ANAK TIMTIM ALUMNI PADANG JOPANG

Achang Hanyut Dibawa Untung

Darahnya berdesir, jika melihat seseorang mempermainkan bendera merah putih. Sebab, masa lalunya penuh keringat dan darah untuk memilih hidup di bawah naungan merah putih. Berpisah dengan sanak saudara, bercerai-berainya kehidupan.

Abdullah Khusairi – Padang

Itulah Hasan Subang Lamanepa (25). Seorang anak bangsa yang memilih untuk berpisah dengan kedua orang tuanya, pasca konflik bercerainya Timor Leste dari ibu pertiwi. Ia pergi dengan segenap kecewa.

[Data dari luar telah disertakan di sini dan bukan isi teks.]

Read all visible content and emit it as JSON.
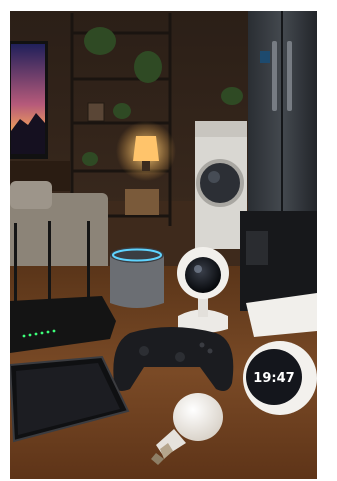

“Terdampar ke Padang tak pernah terpikirkan sebelumnya, nasib ternyata menghanyutkan,” kenang Achang, demikian ia akrab disapa. Terbesit di matanya, kerinduan atas tanah kelahiran di Timor sana. Kenangan yang tak pernah mudah hilang. Rumah yang dibakar massa, mengungsi berbulan-bulan, pahitnya kehidupan, dan seterusnya.

Tak terasa, sudah 11 tahun lebih ia pergi dari pangkuan orang tua. Itu semua hanya karena konflik berkepanjangan demi harkat martabat Merah Putih di tanah Leste.

Pilihan untuk terlibat memperjuangkan Merah Putih merupakan tekad. Bermodalkan pengetahuan di bangku sekolah tentang Republik Indonesia tercinta ini.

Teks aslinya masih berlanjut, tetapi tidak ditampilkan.